Pilot Pulls Off Miraculous Save After Hitting Ground During Stunt
It was during an air show in Argentina.
A pilot pulled off a hair-raising save when he narrowly prevented his plane from crashing in front of spectators during an air show in Argentina. The Vans RV-7A aircraft came too close to the ground during the Allen Aeroclub in Rio Negro, with the plane's right wing scraping the airfield. Read on to see video of the chilling close call and find out how spectators reacted.
Video shows the small plane zooming down toward the sandy airfield, banking heavily toward the right. The wing makes contact with the ground just feet from a crowd of spectators, dragging for several feet before the craft lifts back into the air. Shrieking is heard from the crowd. "We were in front, and a piece of plastic from the plane flew at us and it continued as if nothing had happened," a spectator told Aviation24. "Nobody said anything. It seemed like part of the show."
"Couldn't have been closer to disaster," wrote one commenter on the flying-enthusiast Instagram account piloteyes777. "The pilot's heart rate must have been 300bpm after that." "That's actually past too close and more of a structural miracle. Especially so near to the crowd," another man said. "Seriously, enough to bend the wing it looks like. How did it stay intact??" wrote another. "They should ban this type of show with people so close and also take the pilot's license," another opined.
According to the Aviation Safety Network, the pilot escaped safely and landed with a destroyed right wingtip. Images circulated on Twitter by FL360aero show the crumpled wing with a large hole torn in the tip. The Argentinian Transportation and Safety Board said it was launching an investigation into the incident.
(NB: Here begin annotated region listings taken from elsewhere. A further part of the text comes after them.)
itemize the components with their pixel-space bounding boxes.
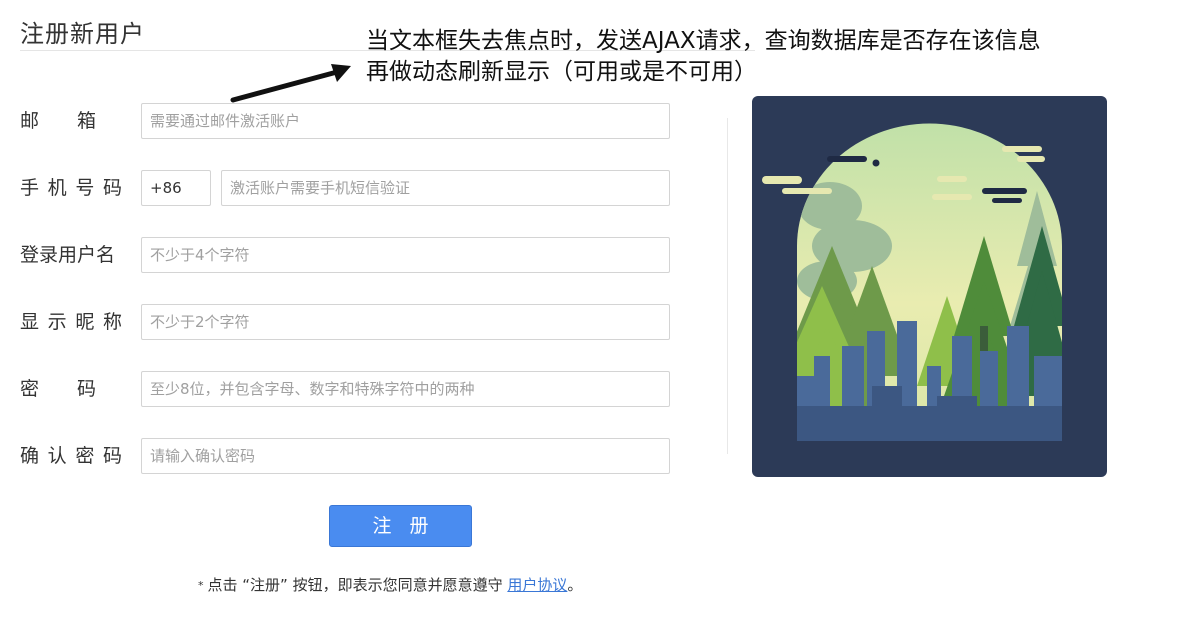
- user-agreement-link[interactable]: 用户协议: [507, 576, 567, 594]
- country-code-field[interactable]: [141, 170, 211, 206]
- email-label: 邮 箱: [20, 110, 97, 132]
- nickname-field[interactable]: [141, 304, 670, 340]
- annotation-note: 当文本框失去焦点时，发送AJAX请求，查询数据库是否存在该信息 再做动态刷新显示…: [366, 26, 1041, 88]
- password-field[interactable]: [141, 371, 670, 407]
- agreement-suffix: 。: [567, 576, 583, 594]
- phone-field[interactable]: [221, 170, 670, 206]
- password-label: 密 码: [20, 378, 97, 400]
- annotation-arrow-icon: [230, 64, 351, 103]
- page-title: 注册新用户: [20, 20, 145, 48]
- forest-illustration: [752, 96, 1107, 477]
- username-field[interactable]: [141, 237, 670, 273]
- confirm-password-label: 确认密码: [20, 445, 122, 467]
- vertical-divider: [727, 118, 728, 454]
- nickname-label: 显示昵称: [20, 311, 122, 333]
- annotation-line-2: 再做动态刷新显示（可用或是不可用）: [366, 59, 757, 85]
- agreement-note: * 点击 “注册” 按钮，即表示您同意并愿意遵守 用户协议。: [198, 574, 582, 595]
- agreement-text: 点击 “注册” 按钮，即表示您同意并愿意遵守: [207, 576, 508, 594]
- email-field[interactable]: [141, 103, 670, 139]
- register-button[interactable]: 注册: [329, 505, 472, 547]
- annotation-line-1: 当文本框失去焦点时，发送AJAX请求，查询数据库是否存在该信息: [366, 28, 1041, 54]
- confirm-password-field[interactable]: [141, 438, 670, 474]
- agreement-star: *: [198, 579, 204, 592]
- username-label: 登录用户名: [20, 244, 116, 266]
- phone-label: 手机号码: [20, 177, 122, 199]
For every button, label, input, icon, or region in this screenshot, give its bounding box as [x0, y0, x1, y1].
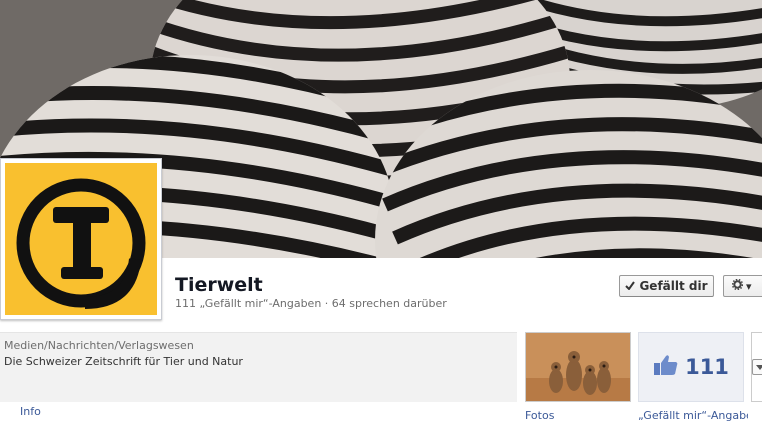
- likes-count: 111: [685, 355, 729, 379]
- gear-icon: [731, 278, 744, 293]
- page-title[interactable]: Tierwelt: [175, 274, 263, 296]
- page-description: Die Schweizer Zeitschrift für Tier und N…: [4, 355, 243, 368]
- page-stats: 111 „Gefällt mir“-Angaben · 64 sprechen …: [175, 297, 447, 310]
- chevron-down-icon: ▾: [746, 279, 752, 293]
- like-button[interactable]: Gefällt dir: [619, 275, 714, 297]
- more-apps-tile[interactable]: [751, 332, 762, 402]
- info-tab-link[interactable]: Info: [20, 405, 41, 418]
- meerkat-photo: [526, 333, 630, 401]
- profile-picture-frame[interactable]: [0, 158, 162, 320]
- tierwelt-logo: [5, 163, 157, 315]
- like-button-label: Gefällt dir: [639, 279, 708, 293]
- about-box[interactable]: Medien/Nachrichten/Verlagswesen Die Schw…: [0, 332, 517, 402]
- photos-label[interactable]: Fotos: [525, 409, 554, 422]
- likes-label[interactable]: „Gefällt mir“-Angaben: [638, 409, 748, 422]
- checkmark-icon: [625, 279, 636, 293]
- photos-tile[interactable]: [525, 332, 631, 402]
- page-category: Medien/Nachrichten/Verlagswesen: [4, 339, 194, 352]
- settings-button[interactable]: ▾: [723, 275, 762, 297]
- chevron-down-icon[interactable]: [752, 359, 762, 375]
- thumbs-up-icon: [653, 354, 679, 380]
- likes-tile[interactable]: 111: [638, 332, 744, 402]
Airshow mishaps are relatively rare, but some have recently ended in tragedy. Last November, two World War II-era military planes collided in midair and crashed at Dallas Executive Airport, killing all six people on board. The crash occured at the annual Wings Over Dallas airshow. Video footage shows the planes breaking apart in midair after a collision, hitting the ground within seconds, and bursting into flames. The Dallas mayor called the images "heartbreaking." No spectators were injured.
The planes involved in the crash were a Boeing B-17 Flying Fortress and a Bell P-63 Kingcobra. Five people were on the B-17, while the P-63 was a single-pilot craft. The National Transporation Safety Board launched an investigation into the incident. A preliminary report released in December 2022 did not contain a cause of the crash; the agency said a full report may take 12 to 18 months.